心臓の鼓動の音がはっきりと聞こえてしまう。



俺は一ノ瀬にキスをされた。



彼女はすぐに背を向け走って行った。


これは……、からかわれたってことなんだろうか?


たしかに唇に触れたわけではないし、恋愛感情だと決めつけるわけにはいかない。


ドキドキした……。



俺は数分間ぼーっとしていたのだろう、誰かに肩を叩かれた。


振り向くと、そこには笑顔の郷田がいた。



俺は今、本来いるべき部屋にいた。


先生の部屋から自分がいるべきだったところに荷物も移動させた。


そう、郷田さんに言われた。


「今すぐに俺たちの部屋に来い」と。


大変ご立腹のようだった。


きっと、俺が一ノ瀬にキスされていたのを見たのだろうか。


どうしよう……。なんて言えばいいんだろうか。


俺自身ならば、あれはからかわれただけだ。いつものことだと言えば納得できる。


しかし、側から聞けばただの言い訳にしか聞こえない。


俺が郷田の立場だとしたら間違いなくこう考えていたことだろう。


ダメだ……。俺はここで間違いなく死ぬんだろうな。



案の定、俺は正座をしていた。目の前には3人。


郷田が真ん中にいる。そして横には郷田よりかなり小さく見える男が2人。


たしか1人は俺たちのクラスの副委員長である大野将吾。もう1人は橋本という生徒らしい。

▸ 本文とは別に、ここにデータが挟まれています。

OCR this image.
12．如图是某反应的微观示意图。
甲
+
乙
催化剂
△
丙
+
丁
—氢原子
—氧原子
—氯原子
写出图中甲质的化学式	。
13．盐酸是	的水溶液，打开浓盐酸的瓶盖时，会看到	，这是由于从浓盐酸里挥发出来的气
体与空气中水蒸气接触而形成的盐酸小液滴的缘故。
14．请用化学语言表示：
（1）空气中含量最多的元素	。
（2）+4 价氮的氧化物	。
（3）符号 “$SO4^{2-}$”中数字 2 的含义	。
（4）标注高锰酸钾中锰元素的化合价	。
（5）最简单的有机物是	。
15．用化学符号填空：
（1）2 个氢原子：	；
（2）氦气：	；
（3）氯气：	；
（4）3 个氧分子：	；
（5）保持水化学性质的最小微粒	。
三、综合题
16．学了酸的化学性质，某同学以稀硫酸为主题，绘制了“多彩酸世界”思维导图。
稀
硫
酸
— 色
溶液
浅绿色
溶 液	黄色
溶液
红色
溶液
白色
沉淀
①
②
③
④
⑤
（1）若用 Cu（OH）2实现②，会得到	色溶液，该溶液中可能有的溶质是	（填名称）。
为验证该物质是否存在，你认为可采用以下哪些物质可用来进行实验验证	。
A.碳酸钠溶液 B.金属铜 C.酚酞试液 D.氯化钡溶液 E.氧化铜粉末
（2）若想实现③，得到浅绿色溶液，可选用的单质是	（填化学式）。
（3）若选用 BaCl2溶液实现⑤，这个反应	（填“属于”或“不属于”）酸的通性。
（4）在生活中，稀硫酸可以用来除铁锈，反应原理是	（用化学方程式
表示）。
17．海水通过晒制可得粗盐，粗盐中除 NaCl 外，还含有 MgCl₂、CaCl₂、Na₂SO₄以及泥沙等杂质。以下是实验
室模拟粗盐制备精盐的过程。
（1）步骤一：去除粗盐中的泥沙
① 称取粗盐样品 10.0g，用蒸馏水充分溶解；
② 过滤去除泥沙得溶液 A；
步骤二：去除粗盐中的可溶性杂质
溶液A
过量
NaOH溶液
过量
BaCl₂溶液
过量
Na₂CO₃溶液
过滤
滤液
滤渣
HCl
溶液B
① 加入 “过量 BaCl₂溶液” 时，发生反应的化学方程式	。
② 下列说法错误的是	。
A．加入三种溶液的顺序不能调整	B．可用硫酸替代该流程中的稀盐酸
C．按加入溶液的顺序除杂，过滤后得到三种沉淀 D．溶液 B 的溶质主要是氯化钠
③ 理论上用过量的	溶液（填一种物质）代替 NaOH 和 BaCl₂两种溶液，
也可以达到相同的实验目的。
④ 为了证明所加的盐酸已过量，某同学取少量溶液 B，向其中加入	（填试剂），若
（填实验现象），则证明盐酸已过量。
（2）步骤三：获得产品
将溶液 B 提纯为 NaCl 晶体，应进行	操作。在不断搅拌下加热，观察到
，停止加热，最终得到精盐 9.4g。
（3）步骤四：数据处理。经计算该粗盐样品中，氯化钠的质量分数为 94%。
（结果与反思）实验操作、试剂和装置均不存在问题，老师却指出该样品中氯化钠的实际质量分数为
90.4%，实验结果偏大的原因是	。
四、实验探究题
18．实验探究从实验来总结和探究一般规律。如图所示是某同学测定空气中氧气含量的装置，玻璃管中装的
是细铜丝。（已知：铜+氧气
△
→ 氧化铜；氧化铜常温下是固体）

はしもと……、どこかで聞いた気が……、あっ!Cくんだ!


班決めは郷田に全て任せておいたので、これが初対面ということになる。


なのに、俺は彼らの前で正座をさせられていた。


まあ、理由は分かってるんだけどさ。 


「京、さっき一ノ瀬ちゃんにキスされてたのよな?」


ビクッ!分かってはいたが、思わず肩が跳ねてしまう。


隣にいる2人も知らされていなかったのだろう。


俺と同じように驚いていた。


いや、知らないんだったら、正座してる俺の前に立つなよ!


これからどうなるのだろうか。


いじめのように殴られ続けられるのだろうか。


俺何もしてないのに……。


キスされただけなのに……。


……………いや、これは重罪か。


俺は殴られることを覚悟した。


しかし、郷田から聞こえた言葉は予想とは離れていた。


「まあ、ひとまず温泉にでも行こうぜ。話はまた後でじっくり聞かせてもらうよ」


やばい、ますます怖くなってきたんだが?!


大丈夫なのか?!本当に大丈夫なのか?!


た、助けてええええええ!!!!!


俺は引きずられるようにして風呂場へと連行された。